Another study which focused on femoral head dose was published by Chen et al. . They compared 7 coplanar fields IMRT with conventional plans for the coverage of pelvic and inguinal/femoral nodes in two patients with anal cancer. The whole pelvic dose was 36 Gy in 20 fractions. The mean dose to the femoral head was 58.3% and 59.5% of the prescription dose for their 2 patients using conformal avoidance IMRT. Similarly, the mean dose to the femoral head with the IMRT plans in our study ranged from 52.2% to 56.5% of the prescribed dose. This confirms that the whole pelvis may be treated to 45 Gy with an additional 14.4 Gy boost to the tumor while keeping the mean dose to the femoral heads at a relatively constant percentage of the prescription dose.

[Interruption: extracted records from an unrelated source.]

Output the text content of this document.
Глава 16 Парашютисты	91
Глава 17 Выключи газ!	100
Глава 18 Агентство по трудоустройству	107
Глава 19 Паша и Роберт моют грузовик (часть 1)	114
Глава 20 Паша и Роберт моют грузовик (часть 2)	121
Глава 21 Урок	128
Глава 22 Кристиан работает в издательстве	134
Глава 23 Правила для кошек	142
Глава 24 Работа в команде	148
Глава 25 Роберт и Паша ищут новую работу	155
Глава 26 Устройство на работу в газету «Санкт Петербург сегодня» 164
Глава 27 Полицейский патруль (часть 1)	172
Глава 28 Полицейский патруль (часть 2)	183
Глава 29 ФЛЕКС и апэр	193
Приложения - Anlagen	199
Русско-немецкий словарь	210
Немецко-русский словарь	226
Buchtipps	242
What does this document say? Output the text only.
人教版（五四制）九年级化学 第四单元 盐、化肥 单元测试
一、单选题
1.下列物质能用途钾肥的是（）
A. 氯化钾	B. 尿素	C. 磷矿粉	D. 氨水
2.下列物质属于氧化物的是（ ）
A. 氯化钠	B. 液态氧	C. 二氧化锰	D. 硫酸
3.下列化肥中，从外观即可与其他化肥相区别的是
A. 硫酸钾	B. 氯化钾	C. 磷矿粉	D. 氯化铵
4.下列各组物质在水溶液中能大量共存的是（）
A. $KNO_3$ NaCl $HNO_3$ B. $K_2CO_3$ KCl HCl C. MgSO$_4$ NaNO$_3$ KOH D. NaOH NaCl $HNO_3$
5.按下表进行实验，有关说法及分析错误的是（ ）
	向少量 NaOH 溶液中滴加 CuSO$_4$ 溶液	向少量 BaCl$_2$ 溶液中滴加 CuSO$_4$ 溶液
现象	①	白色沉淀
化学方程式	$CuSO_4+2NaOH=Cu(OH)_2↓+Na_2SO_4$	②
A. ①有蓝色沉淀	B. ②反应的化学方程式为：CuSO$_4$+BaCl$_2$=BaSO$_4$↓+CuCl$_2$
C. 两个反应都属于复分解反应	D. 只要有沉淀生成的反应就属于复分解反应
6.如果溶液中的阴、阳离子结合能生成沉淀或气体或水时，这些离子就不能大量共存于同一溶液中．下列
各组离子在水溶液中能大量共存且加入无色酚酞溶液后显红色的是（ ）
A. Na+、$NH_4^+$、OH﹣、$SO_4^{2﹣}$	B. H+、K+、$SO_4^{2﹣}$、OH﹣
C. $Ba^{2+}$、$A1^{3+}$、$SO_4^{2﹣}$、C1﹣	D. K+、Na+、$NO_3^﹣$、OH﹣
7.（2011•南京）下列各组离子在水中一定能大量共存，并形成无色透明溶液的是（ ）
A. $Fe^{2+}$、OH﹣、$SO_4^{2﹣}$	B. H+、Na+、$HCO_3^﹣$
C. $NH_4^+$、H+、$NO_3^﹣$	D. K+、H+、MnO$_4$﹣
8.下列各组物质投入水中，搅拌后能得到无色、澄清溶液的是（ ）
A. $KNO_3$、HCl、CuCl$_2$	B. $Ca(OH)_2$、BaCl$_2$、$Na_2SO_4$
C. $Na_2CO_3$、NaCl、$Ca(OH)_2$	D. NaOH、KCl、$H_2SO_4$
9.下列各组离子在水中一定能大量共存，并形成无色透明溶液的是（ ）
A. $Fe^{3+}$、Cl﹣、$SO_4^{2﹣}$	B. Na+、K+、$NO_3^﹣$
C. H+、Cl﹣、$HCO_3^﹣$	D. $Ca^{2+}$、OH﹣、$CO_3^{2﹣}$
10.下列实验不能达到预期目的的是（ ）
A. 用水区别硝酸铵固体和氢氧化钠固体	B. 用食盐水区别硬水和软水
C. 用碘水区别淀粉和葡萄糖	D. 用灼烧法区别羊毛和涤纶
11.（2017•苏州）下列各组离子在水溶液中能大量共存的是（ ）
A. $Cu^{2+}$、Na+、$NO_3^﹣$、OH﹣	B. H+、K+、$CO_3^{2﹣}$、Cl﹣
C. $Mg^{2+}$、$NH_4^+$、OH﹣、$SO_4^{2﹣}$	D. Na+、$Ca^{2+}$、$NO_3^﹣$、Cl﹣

A third IMRT study using a single-phase dose painting technique has been described by the Boston Medical Center and Massachusetts General Hospital. Six patients were treated (in text, RTOG 0529 protocol draft, p.11) and dose-painting IMRT provided better normal tissue sparing than 3D CT-based conformal therapy plans. No patient required a treatment break of more than one week and all patients completed therapy as initially planned. Comparisons with our dosimetric study are limited since they did not use the same threshold OAR doses. However, the mean V30 and V40 values for the bladder were similar to ours, whereas our mean V30 values for the genitalia were similar or lower than the mean V35 that they obtained. However, they achieved lower V30 and V40 values for the small bowel and much lower V45 for the femoral heads. Differences may be due to the lower total dose, which ranged from 42 to 45 Gy to elective nodes and from 50.4 to 54 Gy to gross tumor. The RTOG is currently accruing patients for a phase II trial of dose-painted IMRT.
There was no significant difference between the 2-phase (arm C) and single-phase IMRT plans (arm D). Both of these arms seem superior, at least for genitalia sparing, to arm B although there was no statistical analysis comparing these treatment arms. As for the greater volume of iliac crest receiving doses above 45 Gy observed in the DVH of arm D (Fig. 3), this difference is not clinically significant since it is probable that theses segments of marrow are not functional after having received 45 Gy. Also, the doses shown in the DVH are physical doses. If we consider the radiobiological equivalent dose calculated in daily 1.8 Gy fractions for the SIB arm (arm D), the DVH will be shifted to the left and 49.5 Gy in 1.5 Gy fractions would be approximately equivalent to 45 Gy in 1.8 Gy fractions.